Cook on low until it’s done.

Kidding (kinda). Cook for like 2-3 hours? Maybe just use the stove to be safe.


As I mention in my about page I’m not really a recipe person. However, I can make a concerted effort to put together instructions which are like a recipe. Here is that attempt for meatloaf:

2lbs ground beef (or turkey)

bread crumbs

Shredded cheese

2 eggs

1 onion

Garlic powder

Italian seasoning

Barbecue sauce

First, grab two gallon size ziplock bags. Pour a good amount of bread crumbs into each bag (enough to make meatloaf with one pound of meat). You can always add more if the consistency is wrong, so err on the side of less. Next, add a handful or so of shredded cheese to each bag. Dice the onion & split it between the bags.


Divide the 2lbs of meat in half & put one half in each bag. Crack an egg I to each bag, and add the garlic powder, seasonings, maybe some salt.
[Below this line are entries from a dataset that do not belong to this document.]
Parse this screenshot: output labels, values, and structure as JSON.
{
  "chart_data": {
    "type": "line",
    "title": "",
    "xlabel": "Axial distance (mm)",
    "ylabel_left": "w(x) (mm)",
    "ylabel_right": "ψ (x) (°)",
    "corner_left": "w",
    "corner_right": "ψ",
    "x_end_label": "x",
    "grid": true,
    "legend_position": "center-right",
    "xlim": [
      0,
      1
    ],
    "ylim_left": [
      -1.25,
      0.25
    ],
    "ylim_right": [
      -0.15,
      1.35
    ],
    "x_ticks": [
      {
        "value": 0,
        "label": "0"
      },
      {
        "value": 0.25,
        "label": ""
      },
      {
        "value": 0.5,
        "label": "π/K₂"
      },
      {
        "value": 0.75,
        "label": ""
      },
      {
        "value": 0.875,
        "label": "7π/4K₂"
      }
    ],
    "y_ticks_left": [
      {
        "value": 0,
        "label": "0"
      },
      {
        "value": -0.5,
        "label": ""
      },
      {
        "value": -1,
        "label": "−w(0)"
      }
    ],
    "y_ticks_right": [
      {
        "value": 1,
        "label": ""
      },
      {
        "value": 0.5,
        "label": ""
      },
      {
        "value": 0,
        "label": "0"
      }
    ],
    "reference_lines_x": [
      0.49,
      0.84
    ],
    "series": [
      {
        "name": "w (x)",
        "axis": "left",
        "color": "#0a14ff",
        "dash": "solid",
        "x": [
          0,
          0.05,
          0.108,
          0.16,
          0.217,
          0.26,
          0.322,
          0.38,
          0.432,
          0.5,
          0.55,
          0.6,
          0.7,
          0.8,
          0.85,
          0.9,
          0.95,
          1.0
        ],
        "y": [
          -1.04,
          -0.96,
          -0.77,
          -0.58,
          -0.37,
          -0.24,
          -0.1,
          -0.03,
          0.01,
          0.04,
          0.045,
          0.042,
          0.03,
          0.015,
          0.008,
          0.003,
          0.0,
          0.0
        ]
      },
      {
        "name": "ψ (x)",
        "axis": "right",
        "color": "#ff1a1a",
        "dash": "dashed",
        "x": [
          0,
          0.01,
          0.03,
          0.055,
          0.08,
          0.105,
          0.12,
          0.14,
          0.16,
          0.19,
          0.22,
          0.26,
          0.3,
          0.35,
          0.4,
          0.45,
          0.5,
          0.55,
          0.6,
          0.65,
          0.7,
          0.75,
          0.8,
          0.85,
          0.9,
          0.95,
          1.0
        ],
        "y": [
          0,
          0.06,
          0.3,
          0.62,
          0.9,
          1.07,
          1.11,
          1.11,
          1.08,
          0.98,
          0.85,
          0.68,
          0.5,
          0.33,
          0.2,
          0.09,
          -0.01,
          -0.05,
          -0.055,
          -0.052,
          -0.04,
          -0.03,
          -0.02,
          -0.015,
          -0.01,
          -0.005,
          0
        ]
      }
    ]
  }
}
Now press as much air out of each bag as you can & deal it shut.

Mix the meatloaf together by kneading it while it’s in the bag. This is a trick I figured out after too many child-related disasters while elbow deep in raw meat. Mix it together as much & as well as you can.


Now, write the date & “meatloaf” on one bag & put it in the freezer.

You’re welcome.

Put the second meatloaf mix in a greased pan, cover with a little barbecue sauce, & throw foil over it before sticking it in the fridge for later.


When it’s time to cook it, bake at 375 (ish) for 45mins to an hour. Poke it with a meat thermometer to be sure it’s safe. The internet says the safe internal temp for ground beef is 160, while turkey is 165. That seems arbitrary to me, but I don’t science.


Alternatively, you could use a crock pot liner instead of a ziplock bag, then when it’s time to cook, put it in the crock pot on low for, idk, let’s say 5-6 hours. High for 4. Use a meat thermometer to be sure.